J'adore ce type de romans américains où l'on est embarqué avec les personnages dans un road movie à travers l'Amérique profonde. C'est exactement ce qu'on a dans
American Gods. On parcourt en effet le territoire à bord d'une vieille voiture (relique de temps révoqués mais bien meilleurs). Villes, campagnes, routes secondaires, motels miteux… : bienvenue en Amérique !
J'ai toujours trouvé cela assez fascinant de prendre la route dans ce pays qui s'y prête particulièrement bien. Ici, cela marche d'autant mieux que l'on se trouve au carrefour de cultures et de valeurs très différentes. Au-delà de l'opposition villes/campagne et de la différence Nord/Sud, on a également une opposition entre Anciens et Modernes, à travers le conflit des anciens Dieux et des Nouveaux. Au roi $ et aux médias puissants s'opposent les valeurs et symboles d'une ancienne Amérique florissante : anciens Dieux oubliés, culture millénaire en perdition. On peut y voir une sorte d'opposition "permanence du passé – fulgurance du présent". Un équilibre fragile qui nous donne la sensation à chaque instant d'être sur un fil.
J'ai surtout eu l'impression de lire une partie d'échecs. Deux camps, et chacun avance ses pions, élabore une stratégie défensive/offensive, puis étudie les mouvements de l'autre. Mais pour que ce soit plus passionnant que ça,
Neil Gaiman rajoute du piment. Un personnage lambda placé juste entre les deux, Shadow Moon. On ne sait pas trop pendant un temps ce qu'il fiche là (lui non plus d'ailleurs). Mais ça apporte quelque chose d'assez surprenant.

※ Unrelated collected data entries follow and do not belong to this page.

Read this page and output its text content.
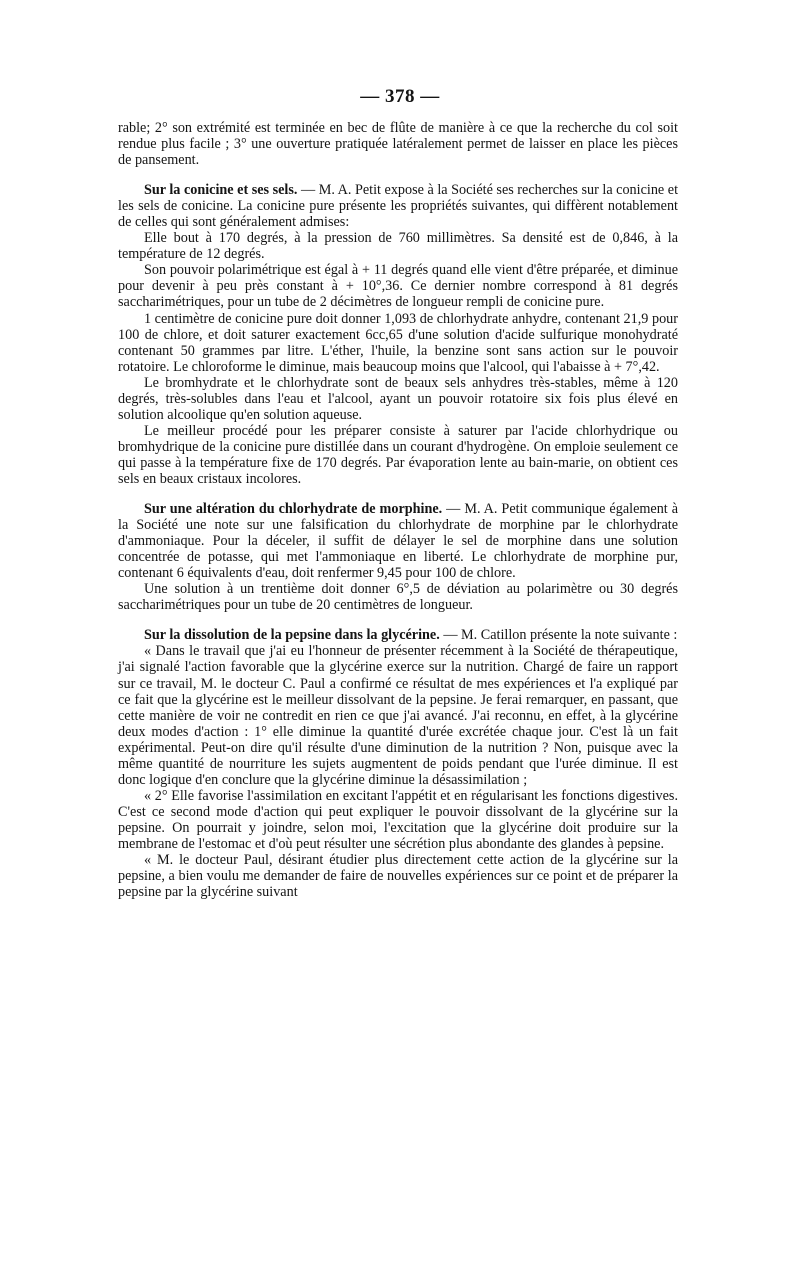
— 378 —

rable; 2° son extrémité est terminée en bec de flûte de manière à ce que la recherche du col soit rendue plus facile ; 3° une ouverture pratiquée latéralement permet de laisser en place les pièces de pansement.

Sur la conicine et ses sels. — M. A. Petit expose à la Société ses recherches sur la conicine et les sels de conicine. La conicine pure présente les propriétés suivantes, qui diffèrent notablement de celles qui sont généralement admises:

Elle bout à 170 degrés, à la pression de 760 millimètres. Sa densité est de 0,846, à la température de 12 degrés.

Son pouvoir polarimétrique est égal à + 11 degrés quand elle vient d'être préparée, et diminue pour devenir à peu près constant à + 10°,36. Ce dernier nombre correspond à 81 degrés saccharimétriques, pour un tube de 2 décimètres de longueur rempli de conicine pure.

1 centimètre de conicine pure doit donner 1,093 de chlorhydrate anhydre, contenant 21,9 pour 100 de chlore, et doit saturer exactement 6cc,65 d'une solution d'acide sulfurique monohydraté contenant 50 grammes par litre. L'éther, l'huile, la benzine sont sans action sur le pouvoir rotatoire. Le chloroforme le diminue, mais beaucoup moins que l'alcool, qui l'abaisse à + 7°,42.

Le bromhydrate et le chlorhydrate sont de beaux sels anhydres très-stables, même à 120 degrés, très-solubles dans l'eau et l'alcool, ayant un pouvoir rotatoire six fois plus élevé en solution alcoolique qu'en solution aqueuse.

Le meilleur procédé pour les préparer consiste à saturer par l'acide chlorhydrique ou bromhydrique de la conicine pure distillée dans un courant d'hydrogène. On emploie seulement ce qui passe à la température fixe de 170 degrés. Par évaporation lente au bain-marie, on obtient ces sels en beaux cristaux incolores.

Sur une altération du chlorhydrate de morphine. — M. A. Petit communique également à la Société une note sur une falsification du chlorhydrate de morphine par le chlorhydrate d'ammoniaque. Pour la déceler, il suffit de délayer le sel de morphine dans une solution concentrée de potasse, qui met l'ammoniaque en liberté. Le chlorhydrate de morphine pur, contenant 6 équivalents d'eau, doit renfermer 9,45 pour 100 de chlore.

Une solution à un trentième doit donner 6°,5 de déviation au polarimètre ou 30 degrés saccharimétriques pour un tube de 20 centimètres de longueur.

Sur la dissolution de la pepsine dans la glycérine. — M. Catillon présente la note suivante :

« Dans le travail que j'ai eu l'honneur de présenter récemment à la Société de thérapeutique, j'ai signalé l'action favorable que la glycérine exerce sur la nutrition. Chargé de faire un rapport sur ce travail, M. le docteur C. Paul a confirmé ce résultat de mes expériences et l'a expliqué par ce fait que la glycérine est le meilleur dissolvant de la pepsine. Je ferai remarquer, en passant, que cette manière de voir ne contredit en rien ce que j'ai avancé. J'ai reconnu, en effet, à la glycérine deux modes d'action : 1° elle diminue la quantité d'urée excrétée chaque jour. C'est là un fait expérimental. Peut-on dire qu'il résulte d'une diminution de la nutrition ? Non, puisque avec la même quantité de nourriture les sujets augmentent de poids pendant que l'urée diminue. Il est donc logique d'en conclure que la glycérine diminue la désassimilation ;

« 2° Elle favorise l'assimilation en excitant l'appétit et en régularisant les fonctions digestives. C'est ce second mode d'action qui peut expliquer le pouvoir dissolvant de la glycérine sur la pepsine. On pourrait y joindre, selon moi, l'excitation que la glycérine doit produire sur la membrane de l'estomac et d'où peut résulter une sécrétion plus abondante des glandes à pepsine.

« M. le docteur Paul, désirant étudier plus directement cette action de la glycérine sur la pepsine, a bien voulu me demander de faire de nouvelles expériences sur ce point et de préparer la pepsine par la glycérine suivant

D'autant qu'il est accompagné de Laura, son épouse. Et autour de ce duo improbable se tisse toute une histoire parallèle qui s'imbrique dans la principale. Et puis il y a la recherche d'alliés par Voyageur et Shadow, ce qui nous amène à parcourir ces Etats-(dés)Unis (le plateau de jeu) pour rencontrer toutes sortes de divinités anciennes dans le corps et la peau de personnages très différents et plus ou moins modernes.
Ajoutons à cela un cadre urban fantasy. On est totalement dans ce registre et c'est très réussi. Ajoutons à cela une flopée de rêves, pas mal d'interludes « historiques »… Et on a un texte qui semble décousu, partant dans tous les sens avec pas mal de longueurs parfois. Mais tout cela mis bout à bout donne une fresque assez farfelue et cohérente à la fois. Une sorte de reflet assez réaliste de ce qu'est ce pays si grand et bourré de contradictions. J'ai également adoré ici le dialogue entre magie et nouvelles technologies, personnifiées en Dieux nouveaux.
En revanche, côté structure du roman et construction de l'intrigue,
American Gods ne se révèle pas innovant. le roman se lit comme une sorte de conte, une critique assez féroce de la société américaine contemporaine. D'ailleurs, le langage très oral et vulgaire s'accorde bien au délitement de ce monde en perdition. Et d'autre part, sur le motif de la quête, qui est double : quête de sens pour Shadow et de rédemption pour Laura.
Neil Gaiman découpe son roman en plusieurs parties, entrecoupées de trois interludes. J'ai beaucoup aimé les récits de la construction américaine, donnant à l'ensemble une coloration Historique. Comme un contexte dans lequel la petite histoire s'intègre. Il en résulte de longues réflexions sur l'identité et la construction américaines, notamment à travers le regard de M. Chaquel, évoquant notamment l'esclavage. J'ai eu la sensation qu'on me disait qu'en fait, l'origine même de cette nation était pourrie, rongée par les vers dès ses débuts.
American Gods se situe alors dans la continuité, faisant s'affronter deux systèmes de valeurs dans la violence et le sang. Comme une répétition encore et encore de ce qui s'est joué plusieurs siècles auparavant.
Enfin, j'ai été assez surprise du twist final. Et je dois dire que je ne m'y attendais pas du tout. de quoi remettre tout mon bla-bla précédent en question. Bref, un roman qui jusqu'au bout tient ses promesses et son lecteur en haleine. Et ce, malgré des longueurs évidentes, des à-côtés parfois un peu répétitifs et certains fils laissés de côté.